How This Affects You
Federal criminal cases may face delays or dismissal as prosecutors redirect resources, potentially affecting prosecution timelines for fraud, drug trafficking, and other non-immigration crimes in your area.
AI Summary
Attorney General Pam Bondi's Justice Department closed more than 23,000 criminal investigations in its first six months, according to a ProPublica analysis of two decades of DOJ data, abandoning cases involving terrorism, white-collar crime, drugs and other offenses as it redirected resources to immigration prosecutions. The spike is extraordinary: nearly 11,000 cases were declined in February 2025 alone—the highest monthly total since at least 2004—compared to a previous record of just over 6,500 in September 2019 during Trump's first term.
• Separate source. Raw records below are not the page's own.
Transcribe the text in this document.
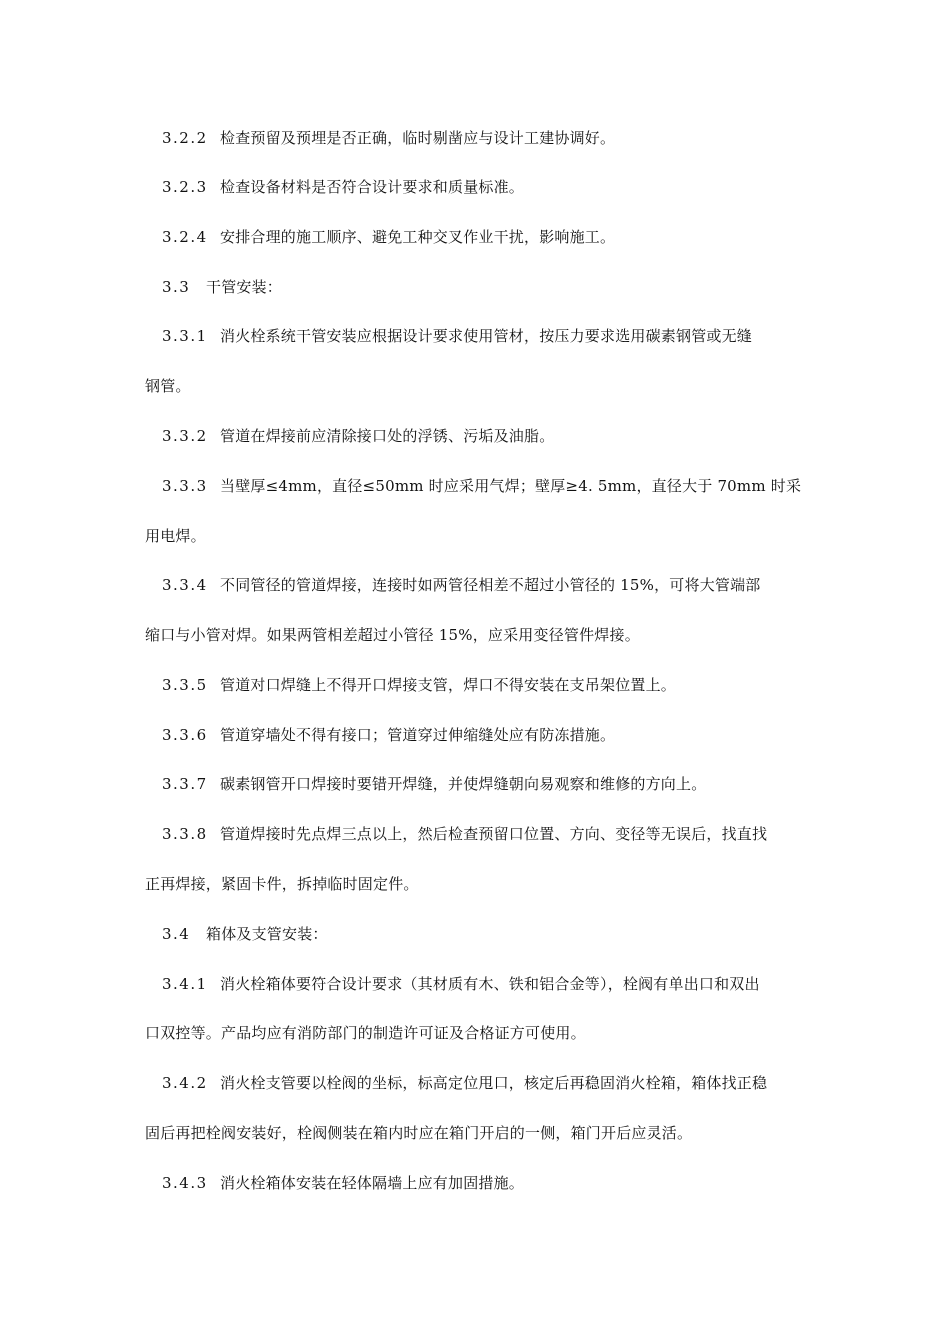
3.2.2 检查预留及预埋是否正确，临时剔凿应与设计工建协调好。
3.2.3 检查设备材料是否符合设计要求和质量标准。
3.2.4 安排合理的施工顺序、避免工种交叉作业干扰，影响施工。
3.3 干管安装：
3.3.1 消火栓系统干管安装应根据设计要求使用管材，按压力要求选用碳素钢管或无缝
钢管。
3.3.2 管道在焊接前应清除接口处的浮锈、污垢及油脂。
3.3.3 当壁厚≤4mm，直径≤50mm 时应采用气焊；壁厚≥4. 5mm，直径大于 70mm 时采
用电焊。
3.3.4 不同管径的管道焊接，连接时如两管径相差不超过小管径的 15%，可将大管端部
缩口与小管对焊。如果两管相差超过小管径 15%，应采用变径管件焊接。
3.3.5 管道对口焊缝上不得开口焊接支管，焊口不得安装在支吊架位置上。
3.3.6 管道穿墙处不得有接口；管道穿过伸缩缝处应有防冻措施。
3.3.7 碳素钢管开口焊接时要错开焊缝，并使焊缝朝向易观察和维修的方向上。
3.3.8 管道焊接时先点焊三点以上，然后检查预留口位置、方向、变径等无误后，找直找
正再焊接，紧固卡件，拆掉临时固定件。
3.4 箱体及支管安装：
3.4.1 消火栓箱体要符合设计要求（其材质有木、铁和铝合金等），栓阀有单出口和双出
口双控等。产品均应有消防部门的制造许可证及合格证方可使用。
3.4.2 消火栓支管要以栓阀的坐标，标高定位甩口，核定后再稳固消火栓箱，箱体找正稳
固后再把栓阀安装好，栓阀侧装在箱内时应在箱门开启的一侧，箱门开后应灵活。
3.4.3 消火栓箱体安装在轻体隔墙上应有加固措施。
The closed cases included investigations into nursing home patient abuse, labor union fraud, cryptocurrency fraud and years-long federal probes by the FBI and DEA into fentanyl suppliers. While the Trump administration prosecuted 32,000 new immigration cases—nearly triple the Biden-era number—it pursued fewer prosecutions of nearly every other crime category than new administrations dating back to 2009, and declined over 900 federal fraud cases and more than 1,000 terrorism cases. The DOJ attributed the spike to a data "remediation" effort but did not answer questions about the types of cases declined or the February directive that ordered prosecutors to review and close cases within 10 days—a timeline one attorney said would typically take months.